The truth is that the Secretary of State cannot will the ends without the means. That will not happen. However talented those young people are, they cannot live off thin air. They cannot have a part-time job and walk miles to college and still get straight A’s. I wonder whether he has much idea of what their lives are like. In 2003, he wrote an article in The Times that acquires a new significance in the light of this debate. He wrote that
“anyone put off from attending a good university by fear of that debt doesn’t deserve to be at any university in the first place.”
Those are difficult sentiments for an Education Secretary to be associated with, as are these, which appear in the same article:
“Some people will, apparently, be put off applying to our elite institutions by the prospect of taking on a debt of this size. Which, as far as I’m concerned, is all to the good.”
How genuine is his commitment to those people who want to get in to Oxbridge?

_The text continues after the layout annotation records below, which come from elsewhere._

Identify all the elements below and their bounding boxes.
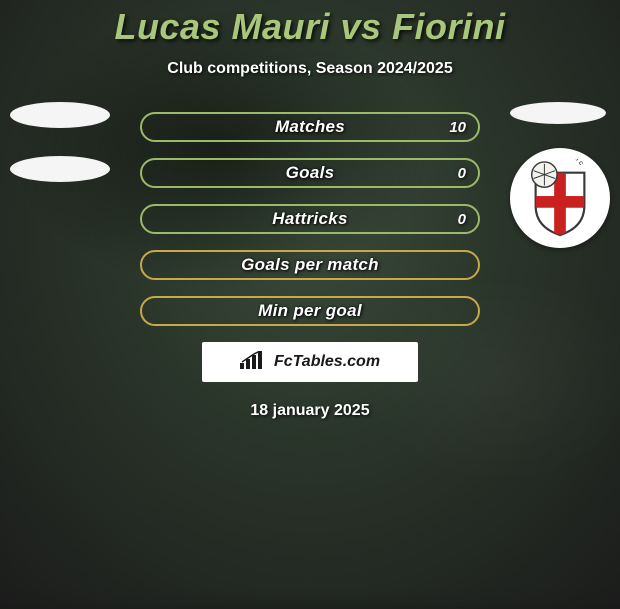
blank-badge	[510, 102, 606, 124]
club-badge: RIMINI CALCIO	[510, 148, 610, 248]
right-badges-column: RIMINI CALCIO	[510, 102, 610, 248]
ball-icon	[532, 162, 557, 187]
stat-value-right: 0	[458, 211, 466, 228]
stat-label: Hattricks	[272, 209, 347, 229]
shield-icon: RIMINI CALCIO	[521, 159, 599, 237]
chart-icon	[240, 351, 268, 374]
page-subtitle: Club competitions, Season 2024/2025	[0, 60, 620, 78]
stat-label: Goals	[286, 163, 335, 183]
stat-label: Matches	[275, 117, 345, 137]
stat-row: Goals per match	[140, 250, 480, 280]
blank-badge	[10, 102, 110, 128]
stat-row: Min per goal	[140, 296, 480, 326]
stat-row: Matches 10	[140, 112, 480, 142]
blank-badge	[10, 156, 110, 182]
stat-rows: Matches 10 Goals 0 Hattricks 0 Goals per match…	[140, 112, 480, 326]
stat-value-right: 10	[449, 119, 466, 136]
content-wrapper: Lucas Mauri vs Fiorini Club competitions…	[0, 0, 620, 580]
stat-row: Goals 0	[140, 158, 480, 188]
page-title: Lucas Mauri vs Fiorini	[0, 0, 620, 48]
stats-area: RIMINI CALCIO Matches10Goals0Hattricks0G…	[0, 112, 620, 326]
stat-label: Min per goal	[258, 301, 362, 321]
left-badges-column	[10, 102, 110, 210]
footer-brand-label: FcTables.com	[274, 353, 380, 371]
stat-value-right: 0	[458, 165, 466, 182]
footer-date: 18 january 2025	[0, 402, 620, 420]
footer-brand-box[interactable]: FcTables.com	[202, 342, 418, 382]
stat-label: Goals per match	[241, 255, 379, 275]
stat-row: Hattricks 0	[140, 204, 480, 234]
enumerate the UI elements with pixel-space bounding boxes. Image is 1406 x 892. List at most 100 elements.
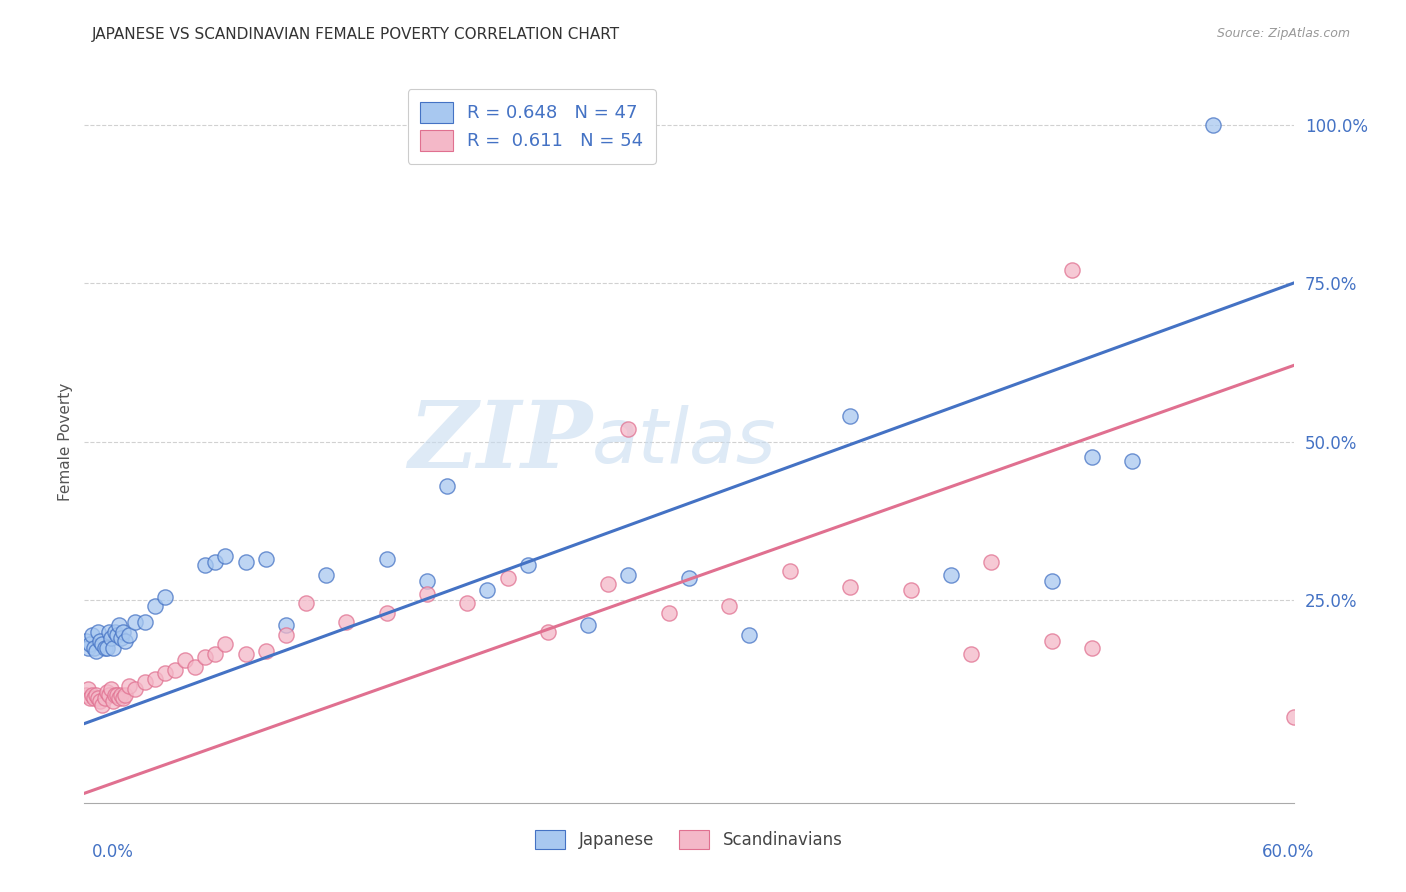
Point	[87, 624, 110, 639]
Point	[204, 647, 226, 661]
Point	[537, 624, 560, 639]
Point	[93, 640, 115, 655]
Point	[107, 618, 129, 632]
Point	[335, 615, 357, 630]
Point	[900, 583, 922, 598]
Point	[105, 688, 128, 702]
Point	[214, 637, 236, 651]
Point	[91, 698, 114, 712]
Point	[839, 409, 862, 424]
Point	[1040, 574, 1063, 588]
Point	[124, 681, 146, 696]
Point	[153, 665, 176, 680]
Point	[97, 624, 120, 639]
Point	[477, 583, 499, 598]
Point	[165, 663, 187, 677]
Text: 0.0%: 0.0%	[91, 843, 134, 861]
Point	[124, 615, 146, 630]
Point	[82, 688, 104, 702]
Point	[204, 555, 226, 569]
Point	[86, 688, 108, 702]
Point	[100, 631, 122, 645]
Point	[1202, 118, 1225, 132]
Point	[93, 691, 115, 706]
Point	[598, 577, 620, 591]
Point	[496, 571, 519, 585]
Point	[416, 587, 439, 601]
Point	[97, 688, 120, 702]
Text: 60.0%: 60.0%	[1263, 843, 1315, 861]
Point	[678, 571, 700, 585]
Point	[214, 549, 236, 563]
Point	[617, 422, 640, 436]
Point	[184, 659, 207, 673]
Point	[111, 691, 134, 706]
Point	[738, 628, 761, 642]
Point	[779, 565, 801, 579]
Point	[101, 640, 124, 655]
Point	[436, 479, 458, 493]
Point	[235, 555, 257, 569]
Point	[1081, 450, 1104, 465]
Point	[1060, 263, 1083, 277]
Text: ZIP: ZIP	[408, 397, 592, 486]
Point	[416, 574, 439, 588]
Point	[1040, 634, 1063, 648]
Point	[576, 618, 599, 632]
Text: atlas: atlas	[592, 405, 776, 478]
Point	[254, 551, 277, 566]
Point	[456, 596, 478, 610]
Point	[101, 694, 124, 708]
Point	[1081, 640, 1104, 655]
Point	[114, 634, 136, 648]
Point	[96, 685, 118, 699]
Point	[79, 691, 101, 706]
Point	[77, 640, 100, 655]
Point	[194, 558, 217, 573]
Point	[194, 650, 217, 665]
Point	[77, 681, 100, 696]
Point	[100, 681, 122, 696]
Point	[274, 618, 297, 632]
Text: Source: ZipAtlas.com: Source: ZipAtlas.com	[1216, 27, 1350, 40]
Legend: Japanese, Scandinavians: Japanese, Scandinavians	[529, 823, 849, 856]
Point	[143, 672, 166, 686]
Point	[174, 653, 197, 667]
Point	[658, 606, 681, 620]
Y-axis label: Female Poverty: Female Poverty	[58, 383, 73, 500]
Point	[274, 628, 297, 642]
Point	[375, 606, 398, 620]
Point	[83, 640, 105, 655]
Point	[1121, 453, 1143, 467]
Point	[89, 694, 111, 708]
Point	[960, 647, 983, 661]
Point	[75, 634, 97, 648]
Point	[939, 567, 962, 582]
Point	[980, 555, 1002, 569]
Point	[83, 691, 105, 706]
Point	[82, 628, 104, 642]
Point	[75, 688, 97, 702]
Point	[375, 551, 398, 566]
Point	[87, 691, 110, 706]
Point	[315, 567, 337, 582]
Point	[235, 647, 257, 661]
Point	[79, 637, 101, 651]
Point	[96, 640, 118, 655]
Point	[1282, 710, 1305, 724]
Point	[295, 596, 318, 610]
Point	[86, 643, 108, 657]
Point	[839, 580, 862, 594]
Point	[134, 615, 156, 630]
Point	[91, 637, 114, 651]
Point	[153, 590, 176, 604]
Point	[105, 628, 128, 642]
Text: JAPANESE VS SCANDINAVIAN FEMALE POVERTY CORRELATION CHART: JAPANESE VS SCANDINAVIAN FEMALE POVERTY …	[91, 27, 620, 42]
Point	[114, 688, 136, 702]
Point	[89, 634, 111, 648]
Point	[254, 643, 277, 657]
Point	[111, 624, 134, 639]
Point	[118, 628, 141, 642]
Point	[110, 631, 132, 645]
Point	[516, 558, 538, 573]
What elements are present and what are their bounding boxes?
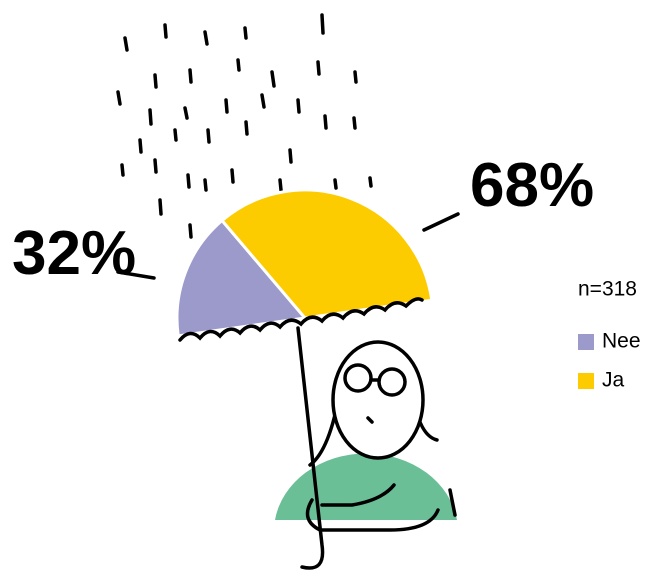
glasses (377, 367, 407, 397)
head (331, 340, 425, 460)
face (366, 378, 381, 424)
legend-label: Nee (602, 330, 641, 353)
note: n=318 (578, 278, 637, 301)
glasses (343, 363, 373, 393)
value-label: 32% (12, 219, 136, 288)
rain (116, 13, 373, 239)
legend-label: Ja (602, 369, 625, 392)
pie-slice (175, 218, 308, 338)
legend-swatch (578, 334, 594, 350)
value-label: 68% (470, 151, 594, 220)
torso (275, 453, 457, 520)
legend: Nee Ja (578, 330, 641, 392)
umbrella (175, 188, 434, 338)
pie-slice (219, 188, 434, 320)
handle (296, 326, 325, 570)
arm (305, 483, 457, 532)
umbrella-edge (178, 297, 424, 342)
leader-line (116, 270, 156, 280)
leader-line (422, 212, 460, 232)
legend-swatch (578, 373, 594, 389)
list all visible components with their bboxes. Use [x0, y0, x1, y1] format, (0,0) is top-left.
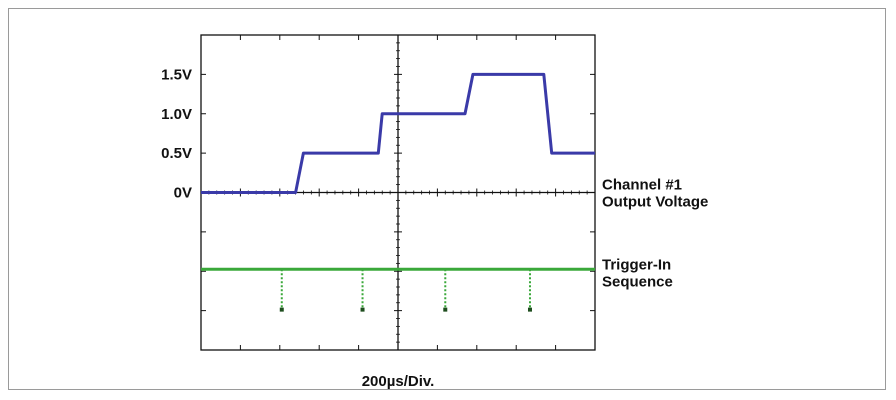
trigger-pulse-tip	[527, 307, 532, 312]
scope-grid	[200, 34, 596, 351]
channel-1-output-trace	[201, 72, 595, 194]
series-label-line: Sequence	[602, 273, 673, 290]
y-tick-labels: 1.5V 1.0V 0.5V 0V	[161, 66, 192, 201]
trigger-pulse-tip	[360, 307, 365, 312]
x-axis-label: 200µs/Div.	[362, 373, 435, 390]
y-tick-label: 0V	[174, 185, 192, 202]
trigger-pulse-tip	[279, 307, 284, 312]
figure-frame	[8, 8, 886, 390]
y-tick-label: 1.5V	[161, 66, 192, 83]
trigger-pulse-tip	[443, 307, 448, 312]
y-tick-label: 0.5V	[161, 145, 192, 162]
series-label-line: Channel #1	[602, 177, 682, 194]
series-label-line: Trigger-In	[602, 256, 671, 273]
scope-traces	[200, 72, 596, 312]
series-label-line: Output Voltage	[602, 194, 708, 211]
y-tick-label: 1.0V	[161, 106, 192, 123]
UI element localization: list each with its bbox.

I have worries about the Secretary of State’s elitist instincts, but I read in The Times last week another interesting piece—from Mrs Gove—which contains insights from home that raise further questions about whether he is living in the same world as the rest of us—[Interruption.] He should listen to this. She says:
“Like all angst-ridden working mothers, I live in terror of upsetting my cleaner.”
Angst-ridden mums in Leigh talk of little else. I sympathise with Mrs Gove’s predicament, but I wonder whether the Secretary of State could pass on a bit of advice to all the wives of his Cabinet colleagues who fret about the same curses of modern living. May I respectfully suggest that the best way to stay on the right side of the cleaner might be not to clean the oven oneself, but to press one’s other half not to remove the cleaner’s kids’ EMA?
May I press the right hon. Gentleman a little further on exactly what percentage reduction he would make to EMA? He said he is open to reducing it, but by what percentage?
I said that I would make a reduction commensurate with the overall reduction in spending. I would be prepared to sit down and say, “Can we make the EMA scheme work for young people at that level?”, but the Government are not proposing that. They are proposing a scheme that is a tenth of the size of the current one. If the Secretary of State is making offers and rethinking, and if he has been ordered into yet another U-turn by the Prime Minister, I am prepared to talk about it, but the onus is on Government Members to tell us the details of what they are offering.